IRLANDE : Réferendum
DUBLIN (AFP) — Partisans et opposants irlandais au traité de Lisbonne ont jeté leurs dernières forces dans la bataille mardi, le Premier ministre Brian Cowen prévenant qu'une victoire du "non" lors du référendum de jeudi donnerait un "coup d'arrêt" à la construction européenne.
"Les générations futures ne nous remercieront pas si nous sommes ceux qui donnons un coup d'arrêt à une Union européenne qui a été la plus grande force de paix et de prospérité de notre histoire et de l'histoire de l'Europe", a affirmé M. Cowen lors d'une conférence de presse au dernier jour de la campagne officielle, alors que les derniers sondages ont révélé une poussée des opposants au traité.
"Dans un environnement mondial toujours plus compétitif, il est impératif de ne pas donner l'impression que nous tournons le dos à l'Europe", a ajouté le chef du gouvernement, rappelant que la croissance économique dont a bénéficié l'Irlande depuis une décennie est largement due aux aides européennes.
La campagne référendaire se terminait officiellement mardi, avant le traditionnel "blackout" respecté par médias et partis politiques à la veille des scrutins en Irlande.
L'Irlande est le seul des 27 pays de l'UE à être tenu, par sa Constitution, à organiser un scrutin pour ratifier le traité européen. Les autres nations ont choisi une ratification parlementaire et 15 capitales sur 27 ont déjà ratifié le texte.
Un sondage publié vendredi avait provoqué un vent de panique en Irlande et dans le reste de l'Union européenne, en donnant pour la première fois le "non" en tête (35% contre 30% au "oui"). Un ultime sondage publié dimanche donnait une courte avance au "oui", mais le grand nombre d'indécis (un Irlandais sur cinq) et la volatilité de l'électorat rendent tout pronostic hasardeux.
Faisant allusion à la campagne de peur menée selon lui par le camp du non, M. Cowen a réaffirmé mardi qu'un rejet du traité de Lisbonne affaiblirait l'influence de l'Irlande en Europe "à cause d'arguments peu clairs, défensifs et négatifs".
Signe d'une nervosité croissante du gouvernement irlandais, alors que ses 26 partenaires européens croisent les doigts de plus en plus fort à l'approche du référendum, les trois principaux partis politiques irlandais s'étaient assis autour de la même table lundi pour plaider ensemble en faveur du oui.
De leur côté, les "nonistes" irlandais ont eux aussi donné une dernière fois de la voix mardi contre ce traité qu'ils jugent dangereux et dont ils exigent la renégociation.
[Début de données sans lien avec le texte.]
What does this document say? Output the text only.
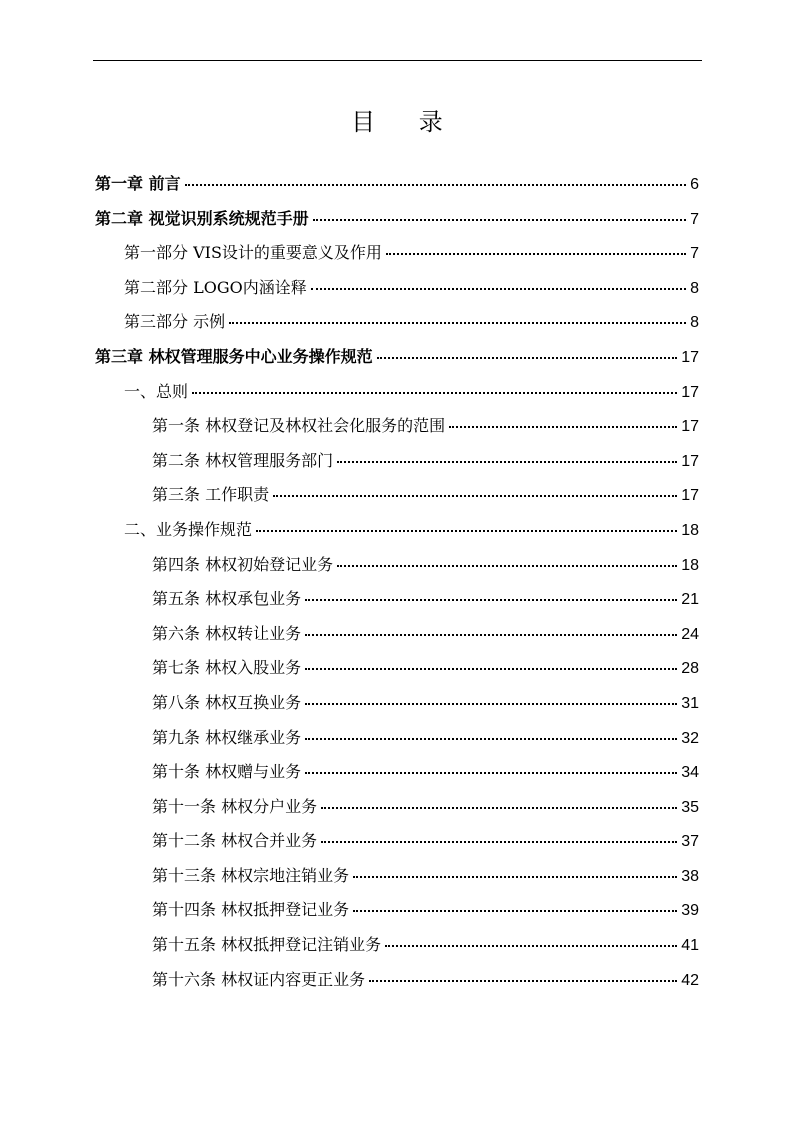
目 录
第一章 前言	6
第二章 视觉识别系统规范手册	7
第一部分 VIS设计的重要意义及作用	7
第二部分 LOGO内涵诠释	8
第三部分 示例	8
第三章 林权管理服务中心业务操作规范	17
一、总则	17
第一条 林权登记及林权社会化服务的范围	17
第二条 林权管理服务部门	17
第三条 工作职责	17
二、业务操作规范	18
第四条 林权初始登记业务	18
第五条 林权承包业务	21
第六条 林权转让业务	24
第七条 林权入股业务	28
第八条 林权互换业务	31
第九条 林权继承业务	32
第十条 林权赠与业务	34
第十一条 林权分户业务	35
第十二条 林权合并业务	37
第十三条 林权宗地注销业务	38
第十四条 林权抵押登记业务	39
第十五条 林权抵押登记注销业务	41
第十六条 林权证内容更正业务	42
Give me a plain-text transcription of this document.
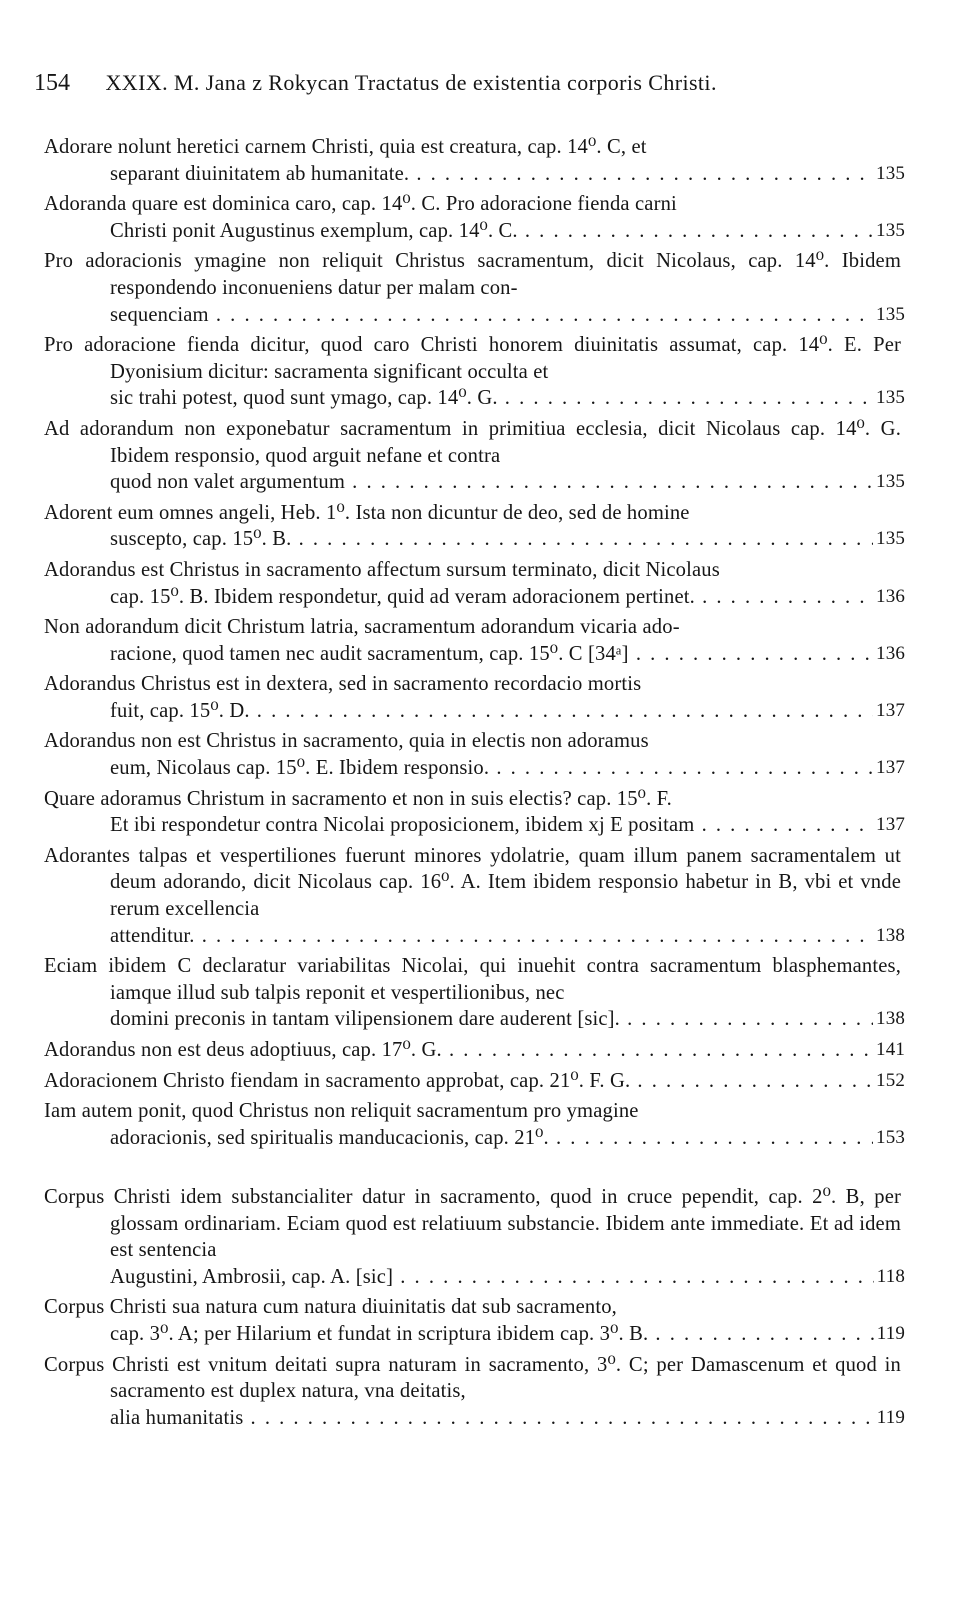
154 XXIX. M. Jana z Rokycan Tractatus de existentia corporis Christi.
Adorare nolunt heretici carnem Christi, quia est creatura, cap. 14⁰. C, et
separant diuinitatem ab humanitate. . . .	135
Adoranda quare est dominica caro, cap. 14⁰. C. Pro adoracione fienda carni
Christi ponit Augustinus exemplum, cap. 14⁰. C. . . .	135
Pro adoracionis ymagine non reliquit Christus sacramentum, dicit Nicolaus, cap. 14⁰. Ibidem respondendo inconueniens datur per malam con-
sequenciam . . .	135
Pro adoracione fienda dicitur, quod caro Christi honorem diuinitatis assumat, cap. 14⁰. E. Per Dyonisium dicitur: sacramenta significant occulta et
sic trahi potest, quod sunt ymago, cap. 14⁰. G. . . .	135
Ad adorandum non exponebatur sacramentum in primitiua ecclesia, dicit Nicolaus cap. 14⁰. G. Ibidem responsio, quod arguit nefane et contra
quod non valet argumentum . . .	135
Adorent eum omnes angeli, Heb. 1⁰. Ista non dicuntur de deo, sed de homine
suscepto, cap. 15⁰. B. . . .	135
Adorandus est Christus in sacramento affectum sursum terminato, dicit Nicolaus
cap. 15⁰. B. Ibidem respondetur, quid ad veram adoracionem pertinet. . . .	136
Non adorandum dicit Christum latria, sacramentum adorandum vicaria ado-
racione, quod tamen nec audit sacramentum, cap. 15⁰. C [34ᵃ] . . .	136
Adorandus Christus est in dextera, sed in sacramento recordacio mortis
fuit, cap. 15⁰. D. . . .	137
Adorandus non est Christus in sacramento, quia in electis non adoramus
eum, Nicolaus cap. 15⁰. E. Ibidem responsio. . . .	137
Quare adoramus Christum in sacramento et non in suis electis? cap. 15⁰. F.
Et ibi respondetur contra Nicolai proposicionem, ibidem xj E positam . . .	137
Adorantes talpas et vespertiliones fuerunt minores ydolatrie, quam illum panem sacramentalem ut deum adorando, dicit Nicolaus cap. 16⁰. A. Item ibidem responsio habetur in B, vbi et vnde rerum excellencia
attenditur. . . .	138
Eciam ibidem C declaratur variabilitas Nicolai, qui inuehit contra sacramentum blasphemantes, iamque illud sub talpis reponit et vespertilionibus, nec
domini preconis in tantam vilipensionem dare auderent [sic]. . . .	138
Adorandus non est deus adoptiuus, cap. 17⁰. G. . . .	141
Adoracionem Christo fiendam in sacramento approbat, cap. 21⁰. F. G. . . .	152
Iam autem ponit, quod Christus non reliquit sacramentum pro ymagine
adoracionis, sed spiritualis manducacionis, cap. 21⁰. . . .	153
Corpus Christi idem substancialiter datur in sacramento, quod in cruce pependit, cap. 2⁰. B, per glossam ordinariam. Eciam quod est relatiuum substancie. Ibidem ante immediate. Et ad idem est sentencia
Augustini, Ambrosii, cap. A. [sic] . . .	118
Corpus Christi sua natura cum natura diuinitatis dat sub sacramento,
cap. 3⁰. A; per Hilarium et fundat in scriptura ibidem cap. 3⁰. B. . . .	119
Corpus Christi est vnitum deitati supra naturam in sacramento, 3⁰. C; per Damascenum et quod in sacramento est duplex natura, vna deitatis,
alia humanitatis . . .	119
"Je pense vraiment que ce traité peut être amélioré", a expliqué lors d'un point de presse Declan Ganley, l'homme d'affaires multimillionaire devenu le véritable porte-flambeau des partisans du "non", au côté du petit parti Sinn Fein (4 députés sur 166).
M. Ganley a expliqué avoir acheté un billet d'avion Dublin-Bruxelles à M. Cowen pour lui permettre d'aller à Bruxelles dès vendredi afin de renégocier le traité de Lisbonne, en cas de victoire du non.
"Nous avons le même débat que les Français et les Néerlandais", qui avaient rejeté le projet de Constitution lors de référendums en 2005, selon lui.
"Ce traité est la Constitution européenne avec une nouvelle couverture, pourquoi devrions-nous dire oui à un texte que des dizaines de millions de personnes ont déjà rejeté", a-t-il demandé.
La montée en puissance des nonistes fait craindre aux dirigeants européens une réédition en 2008 du choc de 2001, lorsque les Irlandais avaient rejeté le traité de Nice lors d'un référendum. Ils avaient finalement approuvé le texte, dûment amendé pour répondre à leurs craintes, un an plus tard.